Science

Science starts with the world around us. Clothing is cloth that fits the body. So also the concepts and principles that form the fabric of science must fit the body of experience of the world around us.

Muon g-2 Experiment–The longest standing tension within the Standard Model of particle physics was first seen in 2003 by the Muon g-2 experiment. In 2021 the experiment confirmed and increased the significance of the tension. In August 2023 the tension passed the conventional five standard deviation threshold for the discovery of a new phenomenon.

The Science Department of Science Synergy focuses on snags and bare spots in the garment of science where concepts and principles do not fit the body of experience of the world around us. However, our goal is to sew together a coherent framework for understanding the world rather than to simply fit the data of experience. Nevertheless our fundamental science discoveries including the nature of dark matter in 2021, the way that strange matter spins in 2022, and the way that life changes in 2023 have lead to the resolution of long-standing tensions between experiments and theory in physics, chemistry, and biology.

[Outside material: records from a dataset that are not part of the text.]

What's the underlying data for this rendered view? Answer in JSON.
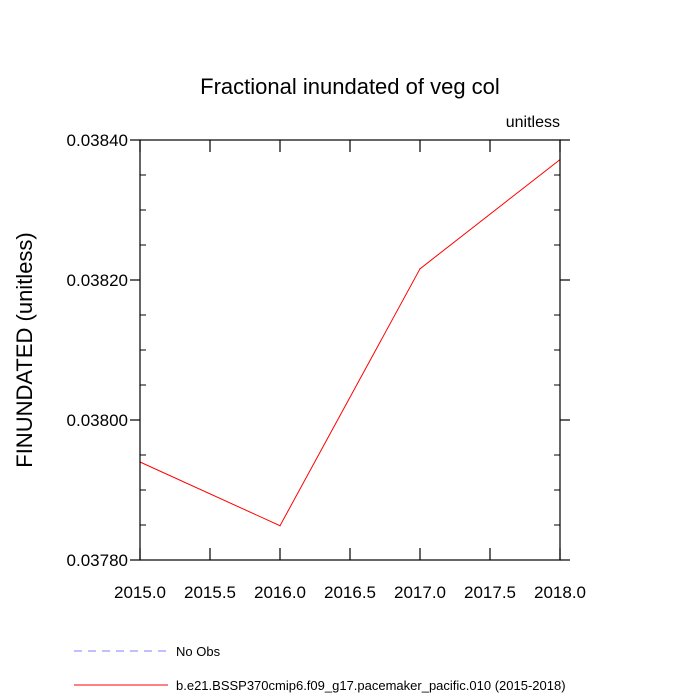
{
  "chart_data": {
    "type": "line",
    "title": "Fractional inundated of veg col",
    "units_label": "unitless",
    "ylabel": "FINUNDATED  (unitless)",
    "xlabel": "",
    "xlim": [
      2015.0,
      2018.0
    ],
    "ylim": [
      0.0378,
      0.0384
    ],
    "x_ticks": [
      2015.0,
      2015.5,
      2016.0,
      2016.5,
      2017.0,
      2017.5,
      2018.0
    ],
    "x_tick_labels": [
      "2015.0",
      "2015.5",
      "2016.0",
      "2016.5",
      "2017.0",
      "2017.5",
      "2018.0"
    ],
    "y_ticks": [
      0.0378,
      0.038,
      0.0382,
      0.0384
    ],
    "y_tick_labels": [
      "0.03780",
      "0.03800",
      "0.03820",
      "0.03840"
    ],
    "y_minor_step": 5e-05,
    "x_minor_step": 0.5,
    "grid": false,
    "legend_position": "bottom-left, below plot",
    "series": [
      {
        "name": "b.e21.BSSP370cmip6.f09_g17.pacemaker_pacific.010 (2015-2018)",
        "color": "#ff0000",
        "style": "solid",
        "x": [
          2015.0,
          2016.0,
          2017.0,
          2018.0
        ],
        "y": [
          0.03794,
          0.037849,
          0.038216,
          0.038372
        ]
      }
    ],
    "legend": [
      {
        "label": "No Obs",
        "color": "#8080ff",
        "style": "dashed"
      },
      {
        "label": "b.e21.BSSP370cmip6.f09_g17.pacemaker_pacific.010 (2015-2018)",
        "color": "#ff0000",
        "style": "solid"
      }
    ]
  }
}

A vital aspect of life in the Science Department is working with scientists who are struggling to understand why the theory they are using does not fit what they are are seeing in the lab, in the sky, or in their computer simulations. Yet the core of what we do is simply trying to see the world from the point of view of the things that create what we see around us. We tunnel with the protons in the bonds between nucleotides that store the code of life, we travel with the photons that drive the spin of strange matter to turn, and we bind mirror matter with antimatter to make dark matter in the Big Bang.